(English below)
Não é de hoje que o Presidente Bolsonaro utiliza-se do discurso da segurança para sustentar posicionamentos em geral violentos e insuflar o ódio entre grupos. Isto por si só, mostra que o Presidente carece mesmo reconhecer o lugar que ora ocupa e as atribuições que lhe são devidas. Ao anunciar que encaminhará para a Câmara Federal um projeto de lei, que dá ao proprietário rural total liberdade para atirar em caso de invasão da sua propriedade sem que isto incorra em punição, está efetivamente defendendo e concedendo licença para matar. Como se não bastasse, ao dizer que esta “é uma maneira de ajudar a combater a violência no campo”, está atestando que seu governo não tem política pública efetiva de segurança, e que um dos caminhos é armar a população e terceirizar a segurança de forma ilegal.

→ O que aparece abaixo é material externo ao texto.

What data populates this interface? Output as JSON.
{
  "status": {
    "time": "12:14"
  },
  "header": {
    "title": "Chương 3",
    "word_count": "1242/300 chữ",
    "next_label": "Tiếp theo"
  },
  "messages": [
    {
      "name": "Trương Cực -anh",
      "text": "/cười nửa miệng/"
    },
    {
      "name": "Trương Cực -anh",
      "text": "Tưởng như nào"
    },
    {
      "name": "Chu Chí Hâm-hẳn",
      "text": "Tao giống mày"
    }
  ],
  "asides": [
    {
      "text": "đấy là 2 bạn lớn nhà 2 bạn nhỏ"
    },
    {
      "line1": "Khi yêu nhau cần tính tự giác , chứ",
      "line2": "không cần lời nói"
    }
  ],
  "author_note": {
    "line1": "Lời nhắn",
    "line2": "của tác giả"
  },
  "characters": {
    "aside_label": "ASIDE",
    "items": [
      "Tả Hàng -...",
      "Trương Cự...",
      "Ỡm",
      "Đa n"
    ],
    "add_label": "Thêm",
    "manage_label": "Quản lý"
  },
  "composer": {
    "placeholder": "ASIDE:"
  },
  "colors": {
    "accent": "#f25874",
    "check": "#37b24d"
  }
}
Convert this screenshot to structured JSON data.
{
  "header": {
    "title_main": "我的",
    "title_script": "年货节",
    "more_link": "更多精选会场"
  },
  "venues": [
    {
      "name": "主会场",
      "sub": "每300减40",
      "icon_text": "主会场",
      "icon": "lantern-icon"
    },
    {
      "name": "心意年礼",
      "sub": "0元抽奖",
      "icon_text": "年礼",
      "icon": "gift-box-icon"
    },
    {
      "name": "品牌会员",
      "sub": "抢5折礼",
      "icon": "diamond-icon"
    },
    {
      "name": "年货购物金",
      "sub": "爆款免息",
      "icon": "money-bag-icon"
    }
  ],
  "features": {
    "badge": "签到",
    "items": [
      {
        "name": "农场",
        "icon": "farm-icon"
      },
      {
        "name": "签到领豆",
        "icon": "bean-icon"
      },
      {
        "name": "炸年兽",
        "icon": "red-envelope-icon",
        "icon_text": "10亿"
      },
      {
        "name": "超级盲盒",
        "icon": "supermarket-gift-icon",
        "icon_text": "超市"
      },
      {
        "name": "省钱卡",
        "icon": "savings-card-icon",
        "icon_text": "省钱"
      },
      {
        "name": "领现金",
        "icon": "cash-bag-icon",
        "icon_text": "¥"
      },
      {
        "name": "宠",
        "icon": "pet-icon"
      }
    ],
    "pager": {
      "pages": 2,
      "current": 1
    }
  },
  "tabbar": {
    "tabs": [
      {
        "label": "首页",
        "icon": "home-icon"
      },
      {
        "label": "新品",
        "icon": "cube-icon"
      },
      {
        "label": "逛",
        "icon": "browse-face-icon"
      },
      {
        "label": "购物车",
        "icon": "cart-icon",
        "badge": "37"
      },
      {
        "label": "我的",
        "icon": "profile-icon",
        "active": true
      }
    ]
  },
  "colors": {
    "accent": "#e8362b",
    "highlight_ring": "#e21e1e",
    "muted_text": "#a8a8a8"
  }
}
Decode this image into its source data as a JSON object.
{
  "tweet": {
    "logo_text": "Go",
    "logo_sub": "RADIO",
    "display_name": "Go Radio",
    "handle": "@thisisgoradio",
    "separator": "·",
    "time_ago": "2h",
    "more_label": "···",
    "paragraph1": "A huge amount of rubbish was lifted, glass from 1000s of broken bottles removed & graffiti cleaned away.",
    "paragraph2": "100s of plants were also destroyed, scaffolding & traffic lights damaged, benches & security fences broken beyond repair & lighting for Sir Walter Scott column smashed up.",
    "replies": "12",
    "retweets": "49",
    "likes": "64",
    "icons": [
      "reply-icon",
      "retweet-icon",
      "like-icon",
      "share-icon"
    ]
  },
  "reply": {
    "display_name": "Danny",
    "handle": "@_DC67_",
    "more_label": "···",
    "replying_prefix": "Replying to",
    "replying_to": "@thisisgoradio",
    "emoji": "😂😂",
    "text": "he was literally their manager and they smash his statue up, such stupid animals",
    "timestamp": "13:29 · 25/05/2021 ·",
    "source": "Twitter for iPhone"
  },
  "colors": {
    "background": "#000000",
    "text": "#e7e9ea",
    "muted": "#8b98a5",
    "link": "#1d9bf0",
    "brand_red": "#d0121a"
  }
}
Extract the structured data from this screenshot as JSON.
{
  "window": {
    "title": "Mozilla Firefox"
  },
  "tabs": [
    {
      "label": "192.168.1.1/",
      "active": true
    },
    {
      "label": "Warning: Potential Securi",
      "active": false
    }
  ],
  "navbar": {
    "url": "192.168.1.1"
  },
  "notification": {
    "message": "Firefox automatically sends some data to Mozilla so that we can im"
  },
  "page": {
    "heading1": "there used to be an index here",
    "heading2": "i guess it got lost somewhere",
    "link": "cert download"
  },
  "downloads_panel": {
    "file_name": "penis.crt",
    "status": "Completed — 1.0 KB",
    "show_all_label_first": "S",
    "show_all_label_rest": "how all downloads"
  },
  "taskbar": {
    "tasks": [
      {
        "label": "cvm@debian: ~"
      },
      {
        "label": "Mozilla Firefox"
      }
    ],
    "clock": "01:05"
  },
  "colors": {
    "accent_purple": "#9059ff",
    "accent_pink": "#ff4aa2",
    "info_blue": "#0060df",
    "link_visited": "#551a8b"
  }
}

A missionária Dorothy Stang foi assassinada em 2005 no Pará e é um dos símbolos da violência que atinge os defensores e defensoras do direito à terra
Nenhum país se afirma enfrentando questões sociais como é o caso da concentração da terra e de riquezas com ações de combate armado, nem com o uso da força policial e muito menos com a divisão da sociedade entre os que merecem viver e os que não merecem viver, sendo que os que têm direito à vida são os proprietários e os que não têm direito à vida são os camponeses/as sem terra ou os grupos que lutam por terra e território. Esta é a lógica defendida pelo atual governo, uma vez que trata movimentos e grupos de luta social pela terra e território como invasores, mas ao mesmo tempo é leniente e fecha os olhos para outros grupos, fazendeiros e grileiros que invadem e exploram propriedades públicas ou áreas de reservas ambientais. A luta pela terra e pelo território é legítima, portanto, os movimentos sociais organizados, camponeses e camponesas sem terra, têm todo o direito de reivindicar sim a Reforma Agrária e de ocupar toda e qualquer área improdutiva, assim como também os povos indígenas e comunidades tradicionais tem direito aos seus territórios. Neste sentido, não é aceitável e plausível que um governo em regimes democráticos tome partido autorizando e fomentando que proprietários usem da força e da violência para enfrentar aqueles que lutam de forma legítima por seus direitos.
A Constituição Federal é claríssima em dizer que a propriedade é um direito. No entanto, a Constituição também diz que a terra deve ter função social. Portanto, quando movimentos e grupos de luta pela terra e por território se organizam para lutar contra a concentração agrária ou pela garantia de seus territórios, eles estão lutando para que a Constituição seja respeitada. A defesa da propriedade privada não está acima do direito dos camponeses e das camponesas viverem dignamente, ou dos povos indígenas e comunidades tradicionais produzirem e reproduzirem seus meios de vida. Há um princípio ético e humanista que defende que a concentração de terra torna-se imoral sempre que esteja descumprindo o princípio maior da sua função social, o que, portanto, se sobrepõe ao sentida da propriedade privada em si mesma.
Por fim, o presidente não pode subtrair do Estado, o poder de dirimir os conflitos, de investigar, de julgar, de punir, incentivando a “justiça com as próprias mãos”, quando desloca para o cidadão o poder “de se defender”. Sob este aspecto a Constituição Federal não garante salvaguarda a nenhum cidadão sob hipótese alguma. Dizer que proprietários de terra estão autorizados a atirar atenta contra todos os princípios civilizatórios, além de constitucionais. Nenhum cidadão está acima da Lei. Segundo a Constituição de 1988, o que nos rege é o princípio da igualdade.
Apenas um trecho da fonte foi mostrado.